The officials include Director General of Police Akhil Kumar Shukla, North Tripura District Magistrate Raval Hamendra Kumar and Kanchanpur Sub Divisional Magistrate Abhedananda Baidya.
“We have learned that your administration has stopped the ration, cash dole, and such other critical relief services at the seven Bru IDP relief camps in Tripura, creating a dire circumstance for the refugees, resulting, so far, in the death due to starvations of six persons, among others…..in addition, it is learned that you are threatening to close the relief camps on 30.11.2019 and then there are reports of sporadic violence by the police authorities against the IDPs,” the notice said.
The Centre had stopped rations to Bru refugees in October after some of them refused to be repatriated to Mizoram. Following this, refugees started a road blockade on October 31 between Dasda town and Anandanagar in North Tripura. The blockade was withdrawn on November 7 after Tripura Deputy Chief Minister Jishnu Dev Varma announced restoration of ration supplies to the makeshift camps.
Choudhary, who represents the Mizoram Bru Displaced Peoples Forum in the Supreme Court in a petition that is pending since 2017, told The Indian Express that the legal notice was meant to remind the government that there are standing orders from the court that the refugees cannot be forced to return to Mizoram. The petition had sought land, housing, adequate compensation and cluster settlement for the refugees in Tripura itself.
Abhedananda Baidya confirmed that he had received the notice. “I am consulting lawyers over this issue..can’t comment any further at this point,” he said.
The Tripura government has planned to repatriate all Bru refugees to Mizoram by the end of this year and the ninth phase of repatriation began on October 3. Over 32,000 Bru refugees live in six relief camps in Tripura since 1997 after they were forced to flee ethnic violence in Mizoram. Officials said that so far 216 Bru families have returned to Mizoram from the relief camps since October 3.

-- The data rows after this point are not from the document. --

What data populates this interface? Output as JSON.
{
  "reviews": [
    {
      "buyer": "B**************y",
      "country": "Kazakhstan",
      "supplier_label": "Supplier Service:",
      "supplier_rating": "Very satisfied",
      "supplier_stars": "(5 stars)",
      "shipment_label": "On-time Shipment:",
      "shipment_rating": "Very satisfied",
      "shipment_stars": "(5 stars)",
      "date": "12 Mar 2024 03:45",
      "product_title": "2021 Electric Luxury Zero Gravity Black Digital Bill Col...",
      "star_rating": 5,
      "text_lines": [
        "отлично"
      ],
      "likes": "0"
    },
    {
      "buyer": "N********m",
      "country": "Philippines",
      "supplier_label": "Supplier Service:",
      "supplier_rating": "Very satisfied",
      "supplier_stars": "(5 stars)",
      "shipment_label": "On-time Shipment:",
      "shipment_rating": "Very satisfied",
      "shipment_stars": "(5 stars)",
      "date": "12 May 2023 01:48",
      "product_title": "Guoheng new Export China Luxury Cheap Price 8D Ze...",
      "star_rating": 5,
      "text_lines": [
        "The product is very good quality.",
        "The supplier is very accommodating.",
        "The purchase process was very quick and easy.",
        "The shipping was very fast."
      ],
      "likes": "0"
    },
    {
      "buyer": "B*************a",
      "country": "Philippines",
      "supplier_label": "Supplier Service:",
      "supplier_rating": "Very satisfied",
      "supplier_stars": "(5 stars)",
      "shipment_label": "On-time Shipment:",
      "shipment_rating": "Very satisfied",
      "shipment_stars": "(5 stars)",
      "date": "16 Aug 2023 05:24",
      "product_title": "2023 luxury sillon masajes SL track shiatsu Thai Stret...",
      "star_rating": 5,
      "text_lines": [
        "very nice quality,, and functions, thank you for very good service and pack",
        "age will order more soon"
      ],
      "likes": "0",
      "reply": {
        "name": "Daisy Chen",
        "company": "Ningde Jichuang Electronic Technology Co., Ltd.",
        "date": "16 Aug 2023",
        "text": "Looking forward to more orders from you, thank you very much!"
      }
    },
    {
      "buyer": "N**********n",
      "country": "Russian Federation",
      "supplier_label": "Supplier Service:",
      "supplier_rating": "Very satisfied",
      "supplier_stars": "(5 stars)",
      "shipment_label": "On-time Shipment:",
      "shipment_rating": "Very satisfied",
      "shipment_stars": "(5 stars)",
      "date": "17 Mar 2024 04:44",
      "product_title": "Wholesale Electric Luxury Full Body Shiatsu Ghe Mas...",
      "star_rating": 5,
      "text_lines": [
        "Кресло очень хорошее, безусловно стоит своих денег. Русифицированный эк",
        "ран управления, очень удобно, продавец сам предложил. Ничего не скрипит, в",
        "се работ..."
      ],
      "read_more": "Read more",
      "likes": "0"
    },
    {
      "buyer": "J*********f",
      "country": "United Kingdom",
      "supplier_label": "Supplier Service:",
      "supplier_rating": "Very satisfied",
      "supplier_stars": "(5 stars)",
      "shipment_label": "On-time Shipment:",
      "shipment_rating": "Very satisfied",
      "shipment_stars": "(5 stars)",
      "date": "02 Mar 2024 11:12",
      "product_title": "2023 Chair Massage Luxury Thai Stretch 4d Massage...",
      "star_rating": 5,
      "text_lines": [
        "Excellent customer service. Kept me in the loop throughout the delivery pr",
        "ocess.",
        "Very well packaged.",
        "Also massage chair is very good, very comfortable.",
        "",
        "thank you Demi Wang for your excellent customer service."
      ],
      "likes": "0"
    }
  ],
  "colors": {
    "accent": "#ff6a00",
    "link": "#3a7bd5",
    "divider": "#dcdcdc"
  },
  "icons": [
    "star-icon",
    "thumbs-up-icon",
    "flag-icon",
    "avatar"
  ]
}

Allow Brus to stay in Tripura, say Mizoram parties
Meanwhile, political parties in Mizoram have said Bru families who have refused to return to the state should be allowed to stay on in Tripura, The Times of India reported on Tuesday. “Of the 21 recognised tribes in Tripura, the Brus are the second-most populous,” Mizo National Front leader Lalhming Liana said. “This reaffirms that they are originally from Tripura.” He added that Bru refugees are not foreigners but Indians who are internally displaced, and have a “fundamental right” to stay in Tripura.
People’s Representation for Identity and Status of Mizoram President Vanlalruata said: “The diktat of the Election Commission to include Brus in the Mizoram electoral rolls is against the law, and their names should be deleted if they are not inside Mizoram.”
The Opposition Mizoram People’s Conference also said that Bru refugees should have the right to live in Tripura if they wish to.
The political reactions came after a meeting at Mizoram Chief Minister Zoramthanga’s office on Friday. At the meeting, it was decided that the ongoing repatriation of Brus should be the last attempt at doing so.